Since the RBI has admitted that the economy is witnessing a soft patch that has turned into a cyclical downswing with several outstanding structural problems thrown in for good measure, the government needs to start spending on infrastructure and other schemes that can revive industries such a iron & steel and cement, among others, with cascading effect on most other sectors. This will put money in the hands of the people and they will start spending to increase demand for goods and services. That will give a boost to manufacturing which will increase the government revenues in the form of taxes and duties. Once the feel-good factor sets in (and in periods of gloom, even a slight improvement can work wonders), the fundamentally strong Indian economy will not take much time to bounce back. 

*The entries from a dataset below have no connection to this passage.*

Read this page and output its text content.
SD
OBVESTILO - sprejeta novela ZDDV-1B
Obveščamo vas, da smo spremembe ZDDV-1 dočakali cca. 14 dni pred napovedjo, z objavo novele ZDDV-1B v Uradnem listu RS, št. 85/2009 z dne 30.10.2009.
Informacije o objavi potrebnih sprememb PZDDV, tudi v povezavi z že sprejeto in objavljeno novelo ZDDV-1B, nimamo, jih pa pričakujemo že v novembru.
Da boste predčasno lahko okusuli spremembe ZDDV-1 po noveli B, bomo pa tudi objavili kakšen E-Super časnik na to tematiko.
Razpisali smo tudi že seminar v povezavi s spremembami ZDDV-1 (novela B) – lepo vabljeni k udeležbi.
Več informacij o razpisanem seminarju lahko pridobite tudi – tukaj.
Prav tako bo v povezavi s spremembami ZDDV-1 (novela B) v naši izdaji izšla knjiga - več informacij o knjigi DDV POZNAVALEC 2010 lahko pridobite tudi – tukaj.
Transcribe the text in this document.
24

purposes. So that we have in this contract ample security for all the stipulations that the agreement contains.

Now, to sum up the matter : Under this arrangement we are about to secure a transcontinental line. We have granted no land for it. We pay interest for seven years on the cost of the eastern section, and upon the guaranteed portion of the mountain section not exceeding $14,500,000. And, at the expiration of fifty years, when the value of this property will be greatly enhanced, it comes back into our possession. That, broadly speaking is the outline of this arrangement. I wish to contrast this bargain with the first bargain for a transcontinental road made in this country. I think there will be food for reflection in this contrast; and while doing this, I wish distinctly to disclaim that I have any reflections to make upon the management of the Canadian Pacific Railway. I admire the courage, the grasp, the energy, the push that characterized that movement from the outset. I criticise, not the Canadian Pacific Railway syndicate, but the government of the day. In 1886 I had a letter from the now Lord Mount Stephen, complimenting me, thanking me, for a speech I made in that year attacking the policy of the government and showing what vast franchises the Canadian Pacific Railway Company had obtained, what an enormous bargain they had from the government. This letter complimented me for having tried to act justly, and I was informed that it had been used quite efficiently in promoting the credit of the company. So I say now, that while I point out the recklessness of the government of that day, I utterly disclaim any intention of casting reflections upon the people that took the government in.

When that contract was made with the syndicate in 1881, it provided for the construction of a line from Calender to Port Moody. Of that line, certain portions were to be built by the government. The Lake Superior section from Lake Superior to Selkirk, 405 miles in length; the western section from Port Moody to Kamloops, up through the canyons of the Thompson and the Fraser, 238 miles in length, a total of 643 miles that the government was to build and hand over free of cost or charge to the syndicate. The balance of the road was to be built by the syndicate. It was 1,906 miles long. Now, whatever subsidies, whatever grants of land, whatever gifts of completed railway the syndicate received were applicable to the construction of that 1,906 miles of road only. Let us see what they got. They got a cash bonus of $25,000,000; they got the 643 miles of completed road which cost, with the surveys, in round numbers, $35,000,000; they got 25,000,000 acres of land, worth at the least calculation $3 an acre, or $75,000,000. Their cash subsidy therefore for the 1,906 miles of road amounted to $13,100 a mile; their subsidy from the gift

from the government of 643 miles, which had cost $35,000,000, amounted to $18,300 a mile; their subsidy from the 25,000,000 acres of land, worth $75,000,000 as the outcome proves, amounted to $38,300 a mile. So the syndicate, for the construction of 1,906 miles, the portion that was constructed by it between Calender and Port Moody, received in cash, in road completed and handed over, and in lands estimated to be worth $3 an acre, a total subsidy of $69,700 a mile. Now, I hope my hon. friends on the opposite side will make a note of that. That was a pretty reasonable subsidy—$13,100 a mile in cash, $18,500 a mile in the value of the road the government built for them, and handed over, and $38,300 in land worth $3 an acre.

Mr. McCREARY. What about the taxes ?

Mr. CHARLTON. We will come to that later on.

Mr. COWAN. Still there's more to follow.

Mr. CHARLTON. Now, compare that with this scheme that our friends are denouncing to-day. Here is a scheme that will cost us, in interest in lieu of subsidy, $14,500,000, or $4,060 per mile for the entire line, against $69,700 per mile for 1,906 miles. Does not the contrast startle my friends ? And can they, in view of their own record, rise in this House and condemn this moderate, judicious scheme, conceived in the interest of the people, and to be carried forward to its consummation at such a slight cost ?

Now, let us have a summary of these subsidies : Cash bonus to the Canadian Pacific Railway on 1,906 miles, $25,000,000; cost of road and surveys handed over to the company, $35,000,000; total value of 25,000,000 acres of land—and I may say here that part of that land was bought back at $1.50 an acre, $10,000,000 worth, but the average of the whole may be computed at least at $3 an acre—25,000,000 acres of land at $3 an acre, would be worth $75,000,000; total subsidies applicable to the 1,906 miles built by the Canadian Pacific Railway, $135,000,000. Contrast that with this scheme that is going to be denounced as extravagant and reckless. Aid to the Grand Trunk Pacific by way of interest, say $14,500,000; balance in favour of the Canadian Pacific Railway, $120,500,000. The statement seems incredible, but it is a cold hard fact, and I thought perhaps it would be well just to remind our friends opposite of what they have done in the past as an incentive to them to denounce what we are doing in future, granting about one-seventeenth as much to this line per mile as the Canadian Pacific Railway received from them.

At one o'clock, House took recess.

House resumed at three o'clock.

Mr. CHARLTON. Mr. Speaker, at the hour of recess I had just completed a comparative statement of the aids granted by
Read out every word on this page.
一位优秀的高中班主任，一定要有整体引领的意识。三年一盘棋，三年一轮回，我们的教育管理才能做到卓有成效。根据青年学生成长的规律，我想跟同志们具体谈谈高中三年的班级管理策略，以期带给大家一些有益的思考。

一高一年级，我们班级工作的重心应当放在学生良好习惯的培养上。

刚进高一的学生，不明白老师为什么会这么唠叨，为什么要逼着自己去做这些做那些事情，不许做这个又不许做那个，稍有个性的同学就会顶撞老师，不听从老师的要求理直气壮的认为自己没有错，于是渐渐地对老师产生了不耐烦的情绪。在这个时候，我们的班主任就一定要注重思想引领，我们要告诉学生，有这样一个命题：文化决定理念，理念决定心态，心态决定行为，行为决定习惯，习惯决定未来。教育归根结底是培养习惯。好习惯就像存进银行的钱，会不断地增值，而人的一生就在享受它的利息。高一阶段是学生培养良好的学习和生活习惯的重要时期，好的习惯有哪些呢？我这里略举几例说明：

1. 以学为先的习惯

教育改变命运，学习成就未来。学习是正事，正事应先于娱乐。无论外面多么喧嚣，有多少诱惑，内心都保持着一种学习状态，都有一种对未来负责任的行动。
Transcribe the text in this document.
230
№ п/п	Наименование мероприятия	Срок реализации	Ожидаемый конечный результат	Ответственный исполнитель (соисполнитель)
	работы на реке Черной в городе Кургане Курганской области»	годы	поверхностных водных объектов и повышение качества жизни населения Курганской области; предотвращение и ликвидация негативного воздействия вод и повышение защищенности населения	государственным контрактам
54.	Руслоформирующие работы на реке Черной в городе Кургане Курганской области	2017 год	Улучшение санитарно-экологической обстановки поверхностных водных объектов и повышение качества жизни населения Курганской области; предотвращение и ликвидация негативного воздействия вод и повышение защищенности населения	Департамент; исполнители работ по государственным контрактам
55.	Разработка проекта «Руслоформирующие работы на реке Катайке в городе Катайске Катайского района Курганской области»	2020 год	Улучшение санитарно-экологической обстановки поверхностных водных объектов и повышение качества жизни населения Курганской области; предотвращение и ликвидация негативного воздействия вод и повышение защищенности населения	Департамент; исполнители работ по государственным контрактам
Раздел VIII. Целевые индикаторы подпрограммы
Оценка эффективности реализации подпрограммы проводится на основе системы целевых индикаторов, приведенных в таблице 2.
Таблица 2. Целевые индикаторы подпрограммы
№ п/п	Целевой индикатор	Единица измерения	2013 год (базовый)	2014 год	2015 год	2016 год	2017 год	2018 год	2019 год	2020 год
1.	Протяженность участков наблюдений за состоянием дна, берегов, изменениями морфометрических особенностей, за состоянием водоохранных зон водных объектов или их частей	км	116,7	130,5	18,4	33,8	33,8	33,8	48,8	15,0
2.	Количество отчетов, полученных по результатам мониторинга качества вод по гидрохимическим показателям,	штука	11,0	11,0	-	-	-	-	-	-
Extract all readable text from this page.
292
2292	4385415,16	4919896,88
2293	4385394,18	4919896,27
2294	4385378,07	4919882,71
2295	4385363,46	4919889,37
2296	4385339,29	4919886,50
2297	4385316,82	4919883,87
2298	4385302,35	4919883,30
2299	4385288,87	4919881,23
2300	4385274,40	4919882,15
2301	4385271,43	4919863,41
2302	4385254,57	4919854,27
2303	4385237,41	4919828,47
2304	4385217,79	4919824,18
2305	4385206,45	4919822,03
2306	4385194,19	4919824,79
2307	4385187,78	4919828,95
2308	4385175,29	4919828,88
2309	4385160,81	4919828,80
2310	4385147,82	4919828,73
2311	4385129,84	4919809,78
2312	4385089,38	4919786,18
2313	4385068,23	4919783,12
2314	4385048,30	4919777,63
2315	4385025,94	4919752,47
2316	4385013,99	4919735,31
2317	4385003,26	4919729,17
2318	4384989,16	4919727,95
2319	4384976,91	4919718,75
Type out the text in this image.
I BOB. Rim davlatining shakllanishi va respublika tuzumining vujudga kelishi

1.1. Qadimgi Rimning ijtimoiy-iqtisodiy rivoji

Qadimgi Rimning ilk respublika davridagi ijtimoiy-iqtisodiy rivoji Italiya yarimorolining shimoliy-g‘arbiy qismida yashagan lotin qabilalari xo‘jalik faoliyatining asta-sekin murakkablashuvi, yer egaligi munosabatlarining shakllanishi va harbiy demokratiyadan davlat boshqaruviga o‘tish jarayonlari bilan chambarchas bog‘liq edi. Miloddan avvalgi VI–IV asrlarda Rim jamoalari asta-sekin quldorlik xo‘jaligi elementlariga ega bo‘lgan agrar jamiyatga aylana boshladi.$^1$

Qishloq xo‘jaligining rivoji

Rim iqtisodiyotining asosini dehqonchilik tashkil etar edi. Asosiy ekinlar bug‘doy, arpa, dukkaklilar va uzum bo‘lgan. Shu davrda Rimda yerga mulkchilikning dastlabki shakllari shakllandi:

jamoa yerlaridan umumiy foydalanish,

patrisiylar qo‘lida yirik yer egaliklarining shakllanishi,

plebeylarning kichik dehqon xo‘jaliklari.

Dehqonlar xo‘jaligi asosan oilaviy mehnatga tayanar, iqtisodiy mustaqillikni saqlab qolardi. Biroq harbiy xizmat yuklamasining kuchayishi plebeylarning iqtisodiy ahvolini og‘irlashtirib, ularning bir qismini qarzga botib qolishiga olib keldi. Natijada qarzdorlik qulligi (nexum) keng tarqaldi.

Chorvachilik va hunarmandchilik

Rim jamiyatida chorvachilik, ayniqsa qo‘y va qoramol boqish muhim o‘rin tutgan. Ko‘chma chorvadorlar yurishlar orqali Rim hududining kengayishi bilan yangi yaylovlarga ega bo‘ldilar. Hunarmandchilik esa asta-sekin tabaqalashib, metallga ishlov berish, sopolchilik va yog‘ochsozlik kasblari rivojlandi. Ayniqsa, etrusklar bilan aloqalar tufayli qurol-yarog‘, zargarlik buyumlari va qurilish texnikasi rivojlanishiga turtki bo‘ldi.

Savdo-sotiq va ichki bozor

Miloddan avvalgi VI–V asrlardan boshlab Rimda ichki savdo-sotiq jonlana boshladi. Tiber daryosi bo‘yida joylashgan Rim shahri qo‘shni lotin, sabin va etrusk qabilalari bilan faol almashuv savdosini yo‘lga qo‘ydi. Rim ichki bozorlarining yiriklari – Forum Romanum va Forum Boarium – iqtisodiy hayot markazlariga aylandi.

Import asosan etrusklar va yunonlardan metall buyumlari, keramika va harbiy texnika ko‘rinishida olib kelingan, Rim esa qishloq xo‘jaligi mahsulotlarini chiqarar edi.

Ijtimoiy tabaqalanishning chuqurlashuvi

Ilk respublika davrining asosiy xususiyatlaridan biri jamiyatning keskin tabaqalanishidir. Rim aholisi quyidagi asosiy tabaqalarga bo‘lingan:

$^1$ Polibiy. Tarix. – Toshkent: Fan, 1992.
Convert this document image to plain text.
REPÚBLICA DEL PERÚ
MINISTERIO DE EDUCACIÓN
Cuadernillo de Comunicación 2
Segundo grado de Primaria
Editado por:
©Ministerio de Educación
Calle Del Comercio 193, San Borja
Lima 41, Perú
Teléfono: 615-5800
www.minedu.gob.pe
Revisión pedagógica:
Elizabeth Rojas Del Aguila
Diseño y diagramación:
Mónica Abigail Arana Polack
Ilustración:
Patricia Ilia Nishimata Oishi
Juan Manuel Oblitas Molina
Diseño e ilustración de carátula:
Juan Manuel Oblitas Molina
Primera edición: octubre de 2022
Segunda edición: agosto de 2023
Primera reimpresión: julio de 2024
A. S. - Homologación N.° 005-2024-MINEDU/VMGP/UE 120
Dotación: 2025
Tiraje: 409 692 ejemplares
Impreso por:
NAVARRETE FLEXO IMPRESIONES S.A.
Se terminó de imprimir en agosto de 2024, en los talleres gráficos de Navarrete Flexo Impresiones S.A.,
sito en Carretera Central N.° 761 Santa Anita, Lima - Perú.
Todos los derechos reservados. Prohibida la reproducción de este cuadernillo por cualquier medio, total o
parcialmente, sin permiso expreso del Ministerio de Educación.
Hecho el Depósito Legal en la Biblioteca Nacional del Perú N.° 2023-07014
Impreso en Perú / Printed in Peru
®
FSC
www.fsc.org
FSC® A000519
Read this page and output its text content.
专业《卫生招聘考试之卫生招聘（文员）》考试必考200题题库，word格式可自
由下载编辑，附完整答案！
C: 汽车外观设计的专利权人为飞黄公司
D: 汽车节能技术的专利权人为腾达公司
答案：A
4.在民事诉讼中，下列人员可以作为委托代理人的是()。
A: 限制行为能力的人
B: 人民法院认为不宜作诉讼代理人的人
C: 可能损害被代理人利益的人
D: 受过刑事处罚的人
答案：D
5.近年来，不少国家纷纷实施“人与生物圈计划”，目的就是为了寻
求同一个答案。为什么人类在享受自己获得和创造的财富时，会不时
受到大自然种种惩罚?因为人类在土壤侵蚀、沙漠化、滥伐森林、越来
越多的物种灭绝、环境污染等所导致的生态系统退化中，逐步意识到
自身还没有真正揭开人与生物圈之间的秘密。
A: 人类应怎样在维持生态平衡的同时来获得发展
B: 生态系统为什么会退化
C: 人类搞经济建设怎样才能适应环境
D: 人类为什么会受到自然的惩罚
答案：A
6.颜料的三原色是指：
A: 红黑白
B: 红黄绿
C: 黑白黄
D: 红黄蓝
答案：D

The government has, in any case, managed to keep the fiscal deficit in check through off-budget financing by transferring many expenditure heads to PSUs. For instance, the Food Corporation of India (FCI) has been asked to bear food subsidies that were earlier a part of the budget. Since the government cannot cut down on revenue expenditure to any effective extent (it cannot stop paying salaries or interest, for instance, and these are the two heads that drain its resources the most), it has to think of other ways. The structural reform of doing away with or cutting down subsidies and doles is the best way to retain money in the hands of the government but no government has the courage to do it as it will be highly unpopular and the opposition will brand it as anti-poor. Raising taxes is also not a good alternative as many sectors feel that the GST rate is already very high.

The government has already got Rs 1.76 lakh crore from the RBI. It is also planning major divestment in some PSUs. But that will not be enough. What it has also got to do is to immediately get out of loss-making concerns like Air India and BSNL. The latter is waiting for the government to approve its plan of offering voluntary retirement to almost half its workforce to reduce its revenue outgo. But since this again is a politically sensitive issue, it can be done only up to a limit. Finance Minister Nirmala Sitharaman had to clarify that bank mergers would not result in the loss of a single job as the bank unions were up in arms as soon as the mergers were announced. But big banks will not be competitive if they are not lean and shed the bloated workforce (and there is no doubt that the PSU banks are heavily overstaffed). Hence, a government that remains afraid of the political fallout will find it hard to find the money without expanding the fiscal deficit. This government has a popular mandate to take hard decisions. The question is: will it bite the bullet?